Orinj version 7.0.0
The Orinj Notch Filter removes a narrow band of frequencies from the signal. See Notch filter for more information on this type of effect. This notch filter is also appropriate for removing offending frequencies that make the recording too booming, boxy, or nasal or create too much sibilance. See Equalizer for more information.
An example of the Orinj Notch Filter
The following sound sample contains two repetitions of an electric guitar motive. The first repetition is as recorded, without a notch filter. The second repetition uses a relatively wide notch filter at 600 Hz with width of 100 Hz and transition of 500 Hz.
Click to play this example with a notch filter.
Using the Orinj Notch Filter
- To add the effect to a track in the session, first click on the track to select it. Click on Effect, Filtering, and then on Orinj Notch Filter in the menu.
- To add the effect to an auxiliary channel in the session, click on Track, then Groups / Aux Channels, and then on Aux Channel Controls in the menu. In the auxiliary channel control dialog, click on the Add button.
- To add the effect to the master channel in the session, click on Track and then on Master Channel in the menu. In the master channel dialog, click on the Add button.
- To add the effect to a wave in the single wave view, click on Effect, Filtering, and then on Orinj Notch Filter in the menu.
You will see the following dialog.
When this dialog becomes visible, the Orinj Notch Filter effect has been added. Adjust the parameters of the notch filter in the dialog above and click Close. The parameters are described below.
Orinj Notch Filter parameters
See Orinj Effects for an explanation of the Title, Track, Presets, and Bypass controls. The remaining Orinj Notch Filter controls are described below:
- Filter graph: This graph shows the actual equalization that occurs in the filter.
- Frequency: Use these controls – the box and the slider – to set the midpoint frequency of the notch of the filter. The frequency is measured in Hertz and can be between 20 Hz and 20 KHz.
- Transition: Use these controls – the box and the slider – to set the width of the transition (slope) between the bottom of the notch and the sides of the notch. The transition is measured in Hertz and can be between 20 Hz and 20 KHz.
- Width: Use these controls – the box and the slider – to set the width of the bottom of the notch. The width is measured in Hertz and can be between 20 Hz and 20 KHz.
- Q factor: The quality factor of the filter is the ratio of the midpoint frequency of the stop band (the frequency parameter) to the width of the stop band (the width parameter) (see Equalizer for more information). This factor is larger for larger frequencies or smaller widths.
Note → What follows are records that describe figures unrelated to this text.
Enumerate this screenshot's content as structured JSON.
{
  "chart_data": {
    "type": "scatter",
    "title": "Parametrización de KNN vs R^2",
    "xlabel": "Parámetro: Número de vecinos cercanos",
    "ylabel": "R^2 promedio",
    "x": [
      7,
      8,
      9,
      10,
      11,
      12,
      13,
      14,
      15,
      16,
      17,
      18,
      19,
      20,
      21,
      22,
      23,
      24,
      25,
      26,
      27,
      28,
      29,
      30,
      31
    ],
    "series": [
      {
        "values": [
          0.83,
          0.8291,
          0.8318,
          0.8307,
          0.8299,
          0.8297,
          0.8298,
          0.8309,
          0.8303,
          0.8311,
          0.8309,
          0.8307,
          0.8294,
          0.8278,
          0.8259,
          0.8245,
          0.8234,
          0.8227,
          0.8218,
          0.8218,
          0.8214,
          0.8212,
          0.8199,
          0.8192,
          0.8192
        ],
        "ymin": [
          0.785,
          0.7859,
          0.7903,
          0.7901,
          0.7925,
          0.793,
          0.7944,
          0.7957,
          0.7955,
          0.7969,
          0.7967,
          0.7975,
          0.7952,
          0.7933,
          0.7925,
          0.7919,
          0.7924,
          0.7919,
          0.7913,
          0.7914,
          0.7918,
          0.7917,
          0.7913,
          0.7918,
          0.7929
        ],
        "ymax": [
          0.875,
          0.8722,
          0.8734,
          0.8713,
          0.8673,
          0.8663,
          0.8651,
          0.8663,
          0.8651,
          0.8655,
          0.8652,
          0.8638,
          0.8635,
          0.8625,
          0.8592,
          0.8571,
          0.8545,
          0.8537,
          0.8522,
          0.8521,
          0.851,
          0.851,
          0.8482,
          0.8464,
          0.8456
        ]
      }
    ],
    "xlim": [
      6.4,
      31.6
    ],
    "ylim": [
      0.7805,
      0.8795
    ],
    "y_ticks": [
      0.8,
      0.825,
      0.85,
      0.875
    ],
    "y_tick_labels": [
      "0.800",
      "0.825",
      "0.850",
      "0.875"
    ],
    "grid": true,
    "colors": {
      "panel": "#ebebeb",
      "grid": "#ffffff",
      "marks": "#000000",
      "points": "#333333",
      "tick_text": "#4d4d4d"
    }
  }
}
- Lock Q: Selecting this checkbox keeps Q constant when the filter frequency, transition, or width change. If you change the frequency, the width and transition will change to keep Q constant. Similarly, if you change the width, the frequency and transition will change to keep Q constant. The quality factor Q is kept constant only if the maximum and minimum limits on the frequency, transition, and width (20 Hz to 20 KHz) permit it.
The presets of the Orinj notch filter are suggestions. For example, the preset to make a recording less boomy sets the notch filter frequency at 200 Hz. However, the offending frequencies that create boominess may be centered elsewhere (typically between 100 Hz and 300 Hz; see Equalizer). When using the Orinj notch filter, move the filter frequency to the left and to the right to find the best setting for your purpose.
See Orinj Effects for additional notes on: where Orinj effects can be used, using boxes and sliders that impact the same parameter (such as the box and slider for the frequency), applying effects to mono and stereo waves, and using effects during playback. See Orinj Working with effects for additional information on creating, modifying, moving, and removing effects. See Notch filter and Equalizer for additional information on the different types of notch filters in audio processing.